JS monorepos in prod 1: project initialization

JS monorepos in prod 1: project initialization

Do you like our work......we hire!

Never miss our publications about Open Source, big data and distributed systems, low frequency of one email every two months.

Every project journey begins with the step of initialization. When your overall project is composed of multiple projects, it is tempting to create one Git repository per project. In Node.js, a project translates to a package. However, managing too many closely related repositories is confusing and time-consuming.

Placing multiple projects inside a single Git repository and using a tool like Lerna to facilitate their management worth the effort. This architecture is called a monorepo. It simplifies the versioning and publishing of the components as well as their manipulation and development.

At Adaltas, we have been developing and maintaining several monorepos for a couple of years. This article is the first one from a serie of 7 in which we share our best practices. It covers the project initialization using Yarn and Lerna:

Starting a new project

The idea for an example project comes from our past work. Over the years, we have accumulated several Gatsby plugins that have never been published and shared with the open-source community.

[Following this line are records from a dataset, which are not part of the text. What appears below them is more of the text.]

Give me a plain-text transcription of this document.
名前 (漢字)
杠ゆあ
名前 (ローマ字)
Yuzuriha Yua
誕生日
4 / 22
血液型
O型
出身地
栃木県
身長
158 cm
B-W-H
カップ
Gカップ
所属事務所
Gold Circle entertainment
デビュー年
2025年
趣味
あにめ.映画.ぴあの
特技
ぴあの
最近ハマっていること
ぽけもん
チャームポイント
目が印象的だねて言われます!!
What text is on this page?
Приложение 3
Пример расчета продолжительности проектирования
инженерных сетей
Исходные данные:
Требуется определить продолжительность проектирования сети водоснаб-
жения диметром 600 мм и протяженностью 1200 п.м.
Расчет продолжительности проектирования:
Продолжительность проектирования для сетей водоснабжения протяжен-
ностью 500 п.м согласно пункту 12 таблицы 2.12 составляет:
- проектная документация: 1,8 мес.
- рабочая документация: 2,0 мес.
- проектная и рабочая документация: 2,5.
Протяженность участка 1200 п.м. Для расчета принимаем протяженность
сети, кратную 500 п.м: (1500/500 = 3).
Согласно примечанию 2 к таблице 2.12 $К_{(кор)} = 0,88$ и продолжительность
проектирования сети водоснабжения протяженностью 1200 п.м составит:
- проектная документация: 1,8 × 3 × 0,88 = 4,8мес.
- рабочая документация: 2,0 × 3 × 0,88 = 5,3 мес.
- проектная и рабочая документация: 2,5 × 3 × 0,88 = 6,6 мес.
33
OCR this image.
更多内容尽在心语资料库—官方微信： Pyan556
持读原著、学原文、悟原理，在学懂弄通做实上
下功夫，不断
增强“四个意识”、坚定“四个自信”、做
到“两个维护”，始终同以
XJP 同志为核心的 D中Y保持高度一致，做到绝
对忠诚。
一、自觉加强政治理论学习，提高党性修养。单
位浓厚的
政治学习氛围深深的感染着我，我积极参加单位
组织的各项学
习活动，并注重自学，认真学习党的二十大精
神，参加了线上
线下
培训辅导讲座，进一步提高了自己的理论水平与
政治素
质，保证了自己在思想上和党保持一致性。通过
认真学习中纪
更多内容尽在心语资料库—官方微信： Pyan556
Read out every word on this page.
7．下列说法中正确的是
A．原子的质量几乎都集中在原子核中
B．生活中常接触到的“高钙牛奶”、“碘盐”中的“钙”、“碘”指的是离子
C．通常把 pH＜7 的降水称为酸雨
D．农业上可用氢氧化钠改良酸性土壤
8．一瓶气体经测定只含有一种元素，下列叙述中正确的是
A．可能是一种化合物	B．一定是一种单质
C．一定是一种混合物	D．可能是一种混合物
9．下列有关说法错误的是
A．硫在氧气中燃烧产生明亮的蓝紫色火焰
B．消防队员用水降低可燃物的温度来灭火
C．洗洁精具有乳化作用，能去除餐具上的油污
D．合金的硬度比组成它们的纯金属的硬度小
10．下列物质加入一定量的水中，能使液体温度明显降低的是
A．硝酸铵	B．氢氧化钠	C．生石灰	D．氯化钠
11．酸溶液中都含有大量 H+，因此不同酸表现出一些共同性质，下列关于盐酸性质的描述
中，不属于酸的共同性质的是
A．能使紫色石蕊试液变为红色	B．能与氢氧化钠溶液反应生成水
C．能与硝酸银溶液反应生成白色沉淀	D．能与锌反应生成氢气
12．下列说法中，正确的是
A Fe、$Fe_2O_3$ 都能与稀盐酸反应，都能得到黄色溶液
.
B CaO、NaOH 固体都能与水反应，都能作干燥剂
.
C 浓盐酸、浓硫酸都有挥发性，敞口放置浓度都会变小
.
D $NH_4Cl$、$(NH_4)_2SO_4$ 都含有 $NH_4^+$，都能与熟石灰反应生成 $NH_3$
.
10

Those plugins are copy/pasted from one Gatsby website to another, sometimes with bug fixes and enhancements. Since we have multiple copies more or less up-to-dates between each other, older websites don’t benefit from those changes. The idea is to centralize the development of those plugins inside a single repository and share them by publishing them on NPM.

A new project is started from scratch. It is called remark-gatsby-plugins and is hosted on GitHub. This repository is a container for multiple packages that are plugins for Gatsby and gatsby-transformer-remark plugin.

# Repository initialization
mkdir remark-gatsby-plugins
cd remark-gatsby-plugins
git init
# Create and commit a new file
echo "# remark and Gatsby plugins by Adaltas" > README.md
git add README.md
git commit -m "docs: project creating"
# Define the GitHub remote server
git remote add origin https://github.com/adaltas/remark-gatsby-plugins.git
# Push commits to remote
git push -u origin master
# Next push commands will simply be `git push`

The commit message is prefixed by docs and it is not by hazard. This aspect is covered later by the Conventional Commits chapter in the following article commit enforcement and changelog generation.

Ignoring files from Git

There are two strategies to choose from:

  • To selectively define the path to be ignored.
  • To define global ignore rules and selectively exclude path from those rules.

I usually choose the latest strategy to ignore all hidden files by default. I start with:

cat <<CONTENT > .gitignore
.*
node_modules
!.gitignore
CONTENT
git add .gitignore
git commit -m 'build: ignore hidden files and node modules'

Project initialization

I am personally using Yarn instead of NPM. Both package managers are perfectly fine, but I had issues in the past using NPM with monorepos and links. In this setup, Yarn also seems to be the tool of choice across the community. Its native support for monorepos, called workspaces, works well with Lerna.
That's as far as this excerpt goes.